The Republic and The Laws

By Cicero; Niall Rudd | Go to book overview

APPENDIX
NOTES ON THE ROMAN CONSTITUTION

Official Bodies

The Senate or Council of Elders was a body of 300 with ten members from each of thirty voting districts (curiae), which in turn were based on the original three tribes. The senators, or fathers of families, represented the richest and most powerful clans. At one time, as a much smaller body, they had advised the king. Under the Republic they advised the magistrates who consulted them, but in virtue of their corporate experience their influence in every area of government was far weightier than that implies.

The comitia curiata or Assembly of Voting Districts, originally consisting wholly of patricians, ratified the appointment of a new king. It met at the king's behest to pledge loyalty in war or to endorse a death-sentence. It also had some more minor functions, such as witnessing wills and adoptions. Its importance dwindled with the passage of time.

The comitia centuriata or Assembly of Centuries, which was originally summoned by the king, met in the Campus Martius (Field of Mars). Its organization and procedure are described on pp. 47-8, 189-90. The function of the body was to enact laws; to elect consuls, praetors, and censors; to vote in capital cases (i.e. those involving death or exile); and to declare war and peace.

The comitia tributa or Assembly of Tribes, representing the whole population, was convened by a consul or praetor. It elected quaestors and curule aediles. As it met within the city and was more democratic than the Assembly of Centuries, it gradually increased in importance. Its measures were apparently subject to the approval of Senate until 339.

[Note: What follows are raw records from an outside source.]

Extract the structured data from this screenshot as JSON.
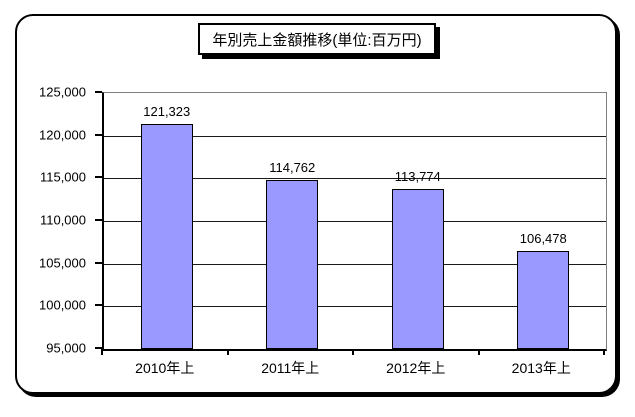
{
  "chart_data": {
    "type": "bar",
    "title": "年別売上金額推移(単位:百万円)",
    "categories": [
      "2010年上",
      "2011年上",
      "2012年上",
      "2013年上"
    ],
    "values": [
      121323,
      114762,
      113774,
      106478
    ],
    "value_labels": [
      "121,323",
      "114,762",
      "113,774",
      "106,478"
    ],
    "ylim": [
      95000,
      125000
    ],
    "y_tick_step": 5000,
    "y_tick_labels": [
      "125,000",
      "120,000",
      "115,000",
      "110,000",
      "105,000",
      "100,000",
      "95,000"
    ],
    "xlabel": "",
    "ylabel": "",
    "grid": true,
    "legend_position": "none",
    "bar_color": "#9999FF",
    "bar_border_color": "#000000",
    "background_color": "#FFFFFF"
  }
}
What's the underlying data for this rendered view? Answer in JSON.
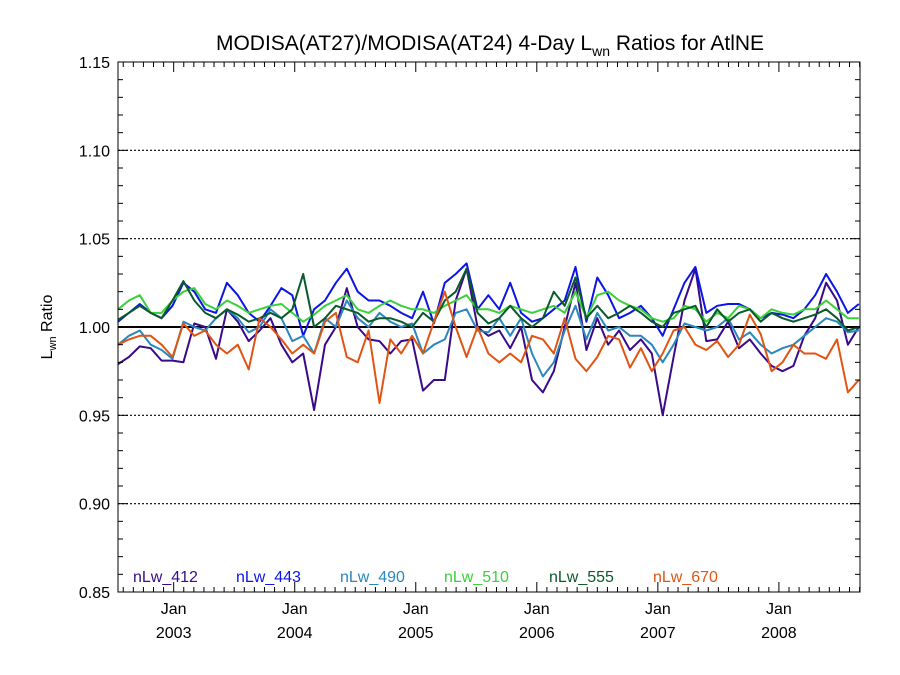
{
  "chart_data": {
    "type": "line",
    "title": {
      "prefix": "MODISA(AT27)/MODISA(AT24) 4-Day L",
      "subscript": "wn",
      "suffix": " Ratios for AtlNE"
    },
    "ylabel": {
      "main": "L",
      "subscript": "wn",
      "suffix": " Ratio"
    },
    "xlabel": "",
    "ylim": [
      0.85,
      1.15
    ],
    "y_ticks": [
      "0.85",
      "0.90",
      "0.95",
      "1.00",
      "1.05",
      "1.10",
      "1.15"
    ],
    "y_gridlines": [
      0.9,
      0.95,
      1.05,
      1.1
    ],
    "reference_line": 1.0,
    "xlim": [
      2002.54,
      2008.67
    ],
    "x_ticks": [
      {
        "value": 2003.0,
        "month": "Jan",
        "year": "2003"
      },
      {
        "value": 2004.0,
        "month": "Jan",
        "year": "2004"
      },
      {
        "value": 2005.0,
        "month": "Jan",
        "year": "2005"
      },
      {
        "value": 2006.0,
        "month": "Jan",
        "year": "2006"
      },
      {
        "value": 2007.0,
        "month": "Jan",
        "year": "2007"
      },
      {
        "value": 2008.0,
        "month": "Jan",
        "year": "2008"
      }
    ],
    "x": [
      2002.54,
      2002.63,
      2002.72,
      2002.81,
      2002.9,
      2002.99,
      2003.08,
      2003.17,
      2003.26,
      2003.35,
      2003.44,
      2003.53,
      2003.62,
      2003.71,
      2003.8,
      2003.89,
      2003.98,
      2004.07,
      2004.16,
      2004.25,
      2004.34,
      2004.43,
      2004.52,
      2004.61,
      2004.7,
      2004.79,
      2004.88,
      2004.97,
      2005.06,
      2005.15,
      2005.24,
      2005.33,
      2005.42,
      2005.51,
      2005.6,
      2005.69,
      2005.78,
      2005.87,
      2005.96,
      2006.05,
      2006.14,
      2006.23,
      2006.32,
      2006.41,
      2006.5,
      2006.59,
      2006.68,
      2006.77,
      2006.86,
      2006.95,
      2007.04,
      2007.13,
      2007.22,
      2007.31,
      2007.4,
      2007.49,
      2007.58,
      2007.67,
      2007.76,
      2007.85,
      2007.94,
      2008.03,
      2008.12,
      2008.21,
      2008.3,
      2008.39,
      2008.48,
      2008.57,
      2008.66
    ],
    "series": [
      {
        "name": "nLw_412",
        "color": "#3a0a8a",
        "values": [
          0.979,
          0.983,
          0.989,
          0.988,
          0.981,
          0.981,
          0.98,
          1.002,
          1.0,
          0.982,
          1.01,
          1.003,
          0.992,
          0.998,
          1.005,
          0.99,
          0.98,
          0.985,
          0.953,
          0.99,
          1.0,
          1.022,
          1.0,
          0.993,
          0.992,
          0.985,
          0.992,
          0.993,
          0.964,
          0.97,
          0.97,
          1.015,
          1.033,
          1.0,
          0.995,
          0.998,
          0.988,
          1.0,
          0.97,
          0.963,
          0.975,
          1.0,
          1.025,
          0.987,
          1.005,
          0.99,
          0.998,
          0.987,
          0.993,
          0.985,
          0.95,
          0.983,
          1.015,
          1.033,
          0.992,
          0.993,
          1.003,
          0.988,
          0.993,
          0.985,
          0.978,
          0.975,
          0.978,
          0.995,
          1.005,
          1.025,
          1.015,
          0.99,
          1.0
        ]
      },
      {
        "name": "nLw_443",
        "color": "#0b16e6",
        "values": [
          1.003,
          1.008,
          1.013,
          1.008,
          1.005,
          1.012,
          1.025,
          1.02,
          1.01,
          1.008,
          1.025,
          1.018,
          1.008,
          1.003,
          1.012,
          1.022,
          1.018,
          0.995,
          1.01,
          1.015,
          1.025,
          1.033,
          1.02,
          1.015,
          1.015,
          1.012,
          1.008,
          1.005,
          1.02,
          1.002,
          1.025,
          1.03,
          1.036,
          1.01,
          1.018,
          1.01,
          1.025,
          1.008,
          1.003,
          1.005,
          1.01,
          1.015,
          1.034,
          1.003,
          1.028,
          1.018,
          1.005,
          1.008,
          1.012,
          1.005,
          0.995,
          1.01,
          1.025,
          1.034,
          1.008,
          1.012,
          1.013,
          1.013,
          1.01,
          1.005,
          1.008,
          1.007,
          1.005,
          1.01,
          1.018,
          1.03,
          1.02,
          1.008,
          1.013
        ]
      },
      {
        "name": "nLw_490",
        "color": "#2a87c0",
        "values": [
          0.99,
          0.995,
          0.998,
          0.99,
          0.987,
          0.982,
          1.003,
          1.0,
          0.998,
          1.005,
          1.01,
          1.005,
          0.997,
          1.0,
          1.01,
          1.005,
          0.992,
          0.995,
          0.985,
          1.005,
          1.0,
          1.015,
          1.005,
          1.0,
          1.008,
          1.003,
          1.0,
          1.002,
          0.985,
          0.99,
          0.993,
          1.008,
          1.01,
          0.998,
          0.997,
          1.005,
          0.995,
          1.005,
          0.985,
          0.972,
          0.98,
          0.998,
          1.012,
          0.993,
          1.008,
          0.998,
          1.0,
          0.995,
          0.995,
          0.99,
          0.98,
          0.99,
          1.002,
          1.0,
          0.998,
          1.0,
          1.005,
          0.993,
          0.997,
          0.99,
          0.985,
          0.988,
          0.99,
          0.995,
          1.0,
          1.005,
          1.003,
          0.997,
          0.998
        ]
      },
      {
        "name": "nLw_510",
        "color": "#39d13a",
        "values": [
          1.01,
          1.015,
          1.018,
          1.008,
          1.008,
          1.015,
          1.02,
          1.022,
          1.013,
          1.01,
          1.015,
          1.012,
          1.008,
          1.01,
          1.012,
          1.013,
          1.008,
          1.003,
          1.007,
          1.012,
          1.015,
          1.018,
          1.01,
          1.008,
          1.012,
          1.015,
          1.012,
          1.01,
          1.01,
          1.008,
          1.012,
          1.015,
          1.018,
          1.01,
          1.01,
          1.008,
          1.012,
          1.01,
          1.008,
          1.01,
          1.012,
          1.008,
          1.02,
          1.005,
          1.018,
          1.02,
          1.015,
          1.012,
          1.01,
          1.005,
          1.003,
          1.005,
          1.012,
          1.01,
          1.003,
          1.008,
          1.005,
          1.012,
          1.01,
          1.005,
          1.01,
          1.008,
          1.007,
          1.01,
          1.01,
          1.015,
          1.01,
          1.005,
          1.005
        ]
      },
      {
        "name": "nLw_555",
        "color": "#0a5a2a",
        "values": [
          1.004,
          1.008,
          1.012,
          1.008,
          1.005,
          1.015,
          1.026,
          1.015,
          1.008,
          1.005,
          1.01,
          1.007,
          1.003,
          1.005,
          1.008,
          1.005,
          1.01,
          1.03,
          1.0,
          1.005,
          1.012,
          1.01,
          1.008,
          1.003,
          1.005,
          1.005,
          1.003,
          1.0,
          1.008,
          1.003,
          1.015,
          1.02,
          1.033,
          1.008,
          1.002,
          1.005,
          1.012,
          1.005,
          1.0,
          1.005,
          1.02,
          1.012,
          1.028,
          1.005,
          1.012,
          1.005,
          1.008,
          1.012,
          1.008,
          1.003,
          1.0,
          1.008,
          1.01,
          1.012,
          1.0,
          1.01,
          1.003,
          1.008,
          1.01,
          1.003,
          1.008,
          1.005,
          1.003,
          1.005,
          1.007,
          1.01,
          1.005,
          0.998,
          1.0
        ]
      },
      {
        "name": "nLw_670",
        "color": "#e05513",
        "values": [
          0.99,
          0.993,
          0.995,
          0.995,
          0.99,
          0.983,
          1.002,
          0.995,
          0.998,
          0.99,
          0.985,
          0.99,
          0.976,
          1.005,
          1.0,
          0.993,
          0.985,
          0.99,
          0.985,
          1.003,
          1.008,
          0.983,
          0.98,
          0.998,
          0.957,
          0.993,
          0.985,
          0.995,
          0.985,
          1.003,
          1.02,
          1.0,
          0.983,
          1.0,
          0.985,
          0.98,
          0.985,
          0.98,
          0.995,
          0.993,
          0.985,
          1.005,
          0.982,
          0.975,
          0.983,
          0.995,
          0.993,
          0.977,
          0.988,
          0.975,
          0.985,
          0.998,
          1.0,
          0.99,
          0.987,
          0.992,
          0.983,
          0.99,
          1.007,
          0.996,
          0.975,
          0.98,
          0.99,
          0.985,
          0.985,
          0.982,
          0.993,
          0.963,
          0.97
        ]
      }
    ]
  }
}
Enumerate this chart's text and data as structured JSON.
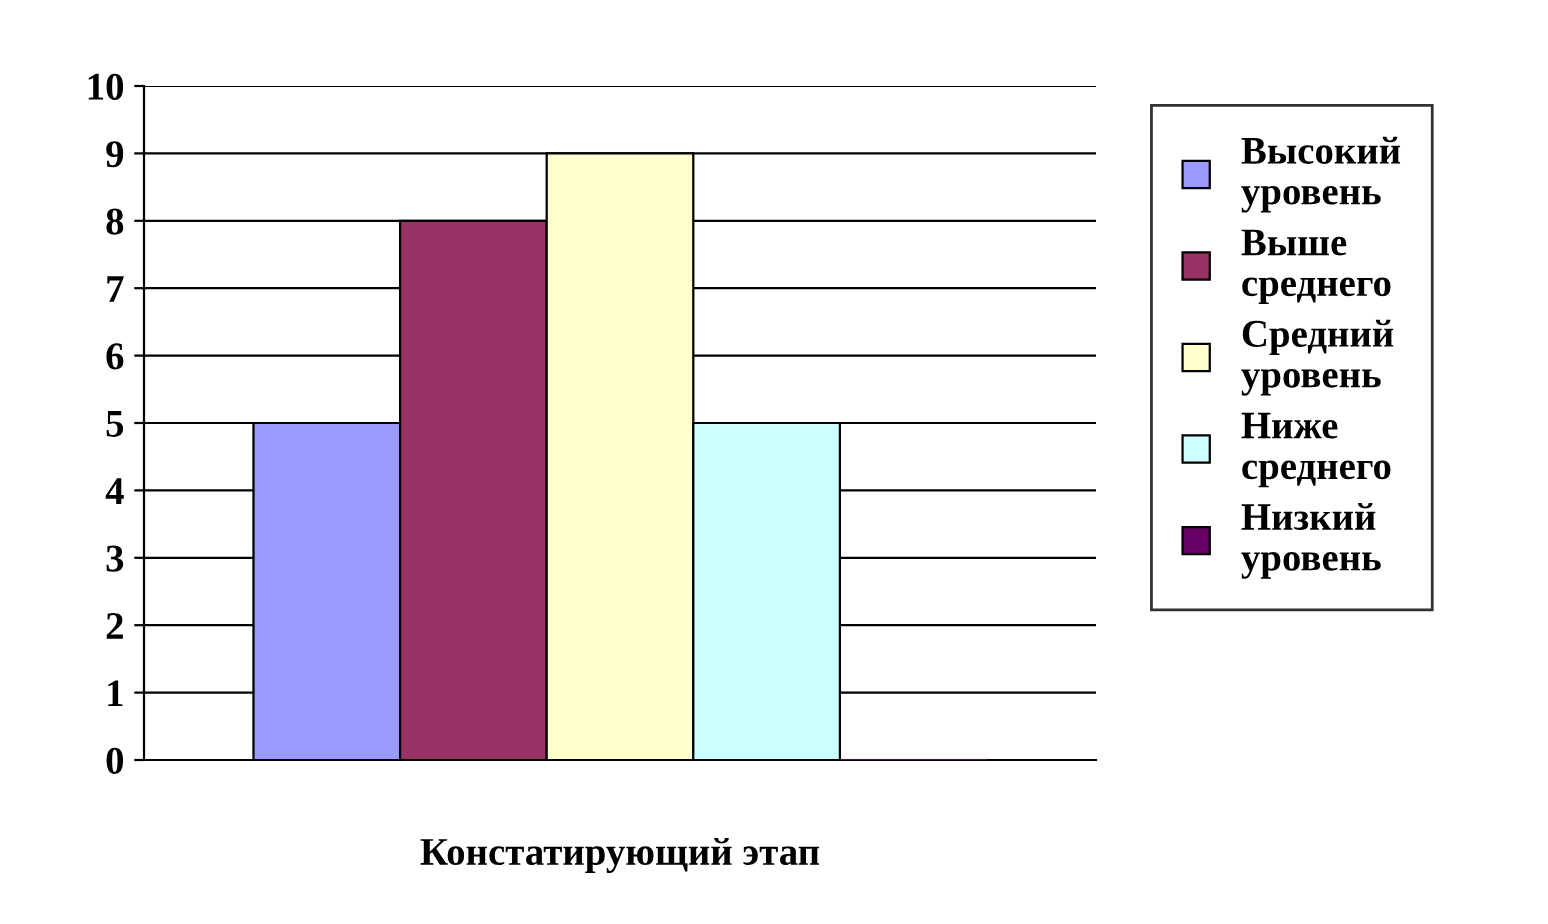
{
  "chart_data": {
    "type": "bar",
    "categories": [
      "Констатирующий этап"
    ],
    "series": [
      {
        "name": "Высокий уровень",
        "color": "#9999ff",
        "values": [
          5
        ]
      },
      {
        "name": "Выше среднего",
        "color": "#993366",
        "values": [
          8
        ]
      },
      {
        "name": "Средний уровень",
        "color": "#ffffcc",
        "values": [
          9
        ]
      },
      {
        "name": "Ниже среднего",
        "color": "#ccffff",
        "values": [
          5
        ]
      },
      {
        "name": "Низкий уровень",
        "color": "#660066",
        "values": [
          0
        ]
      }
    ],
    "ylim": [
      0,
      10
    ],
    "yticks": [
      0,
      1,
      2,
      3,
      4,
      5,
      6,
      7,
      8,
      9,
      10
    ],
    "grid": "y",
    "legend": "right"
  }
}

The concilium plebis or Council of the Plebs, like the comitia tributa was organized by tribes, but was not attended by patricians. It was presided over by a tribune and it elected tribunes and plebeian aediles. It also issued resolutions (plebiscita), which after 287 had the status of laws, and heard trials of non-capital offences. The Council drew closer in function to the Assembly of Tribes (which patricians often failed to attend), and frequently the two bodies are not distinguished in our sources.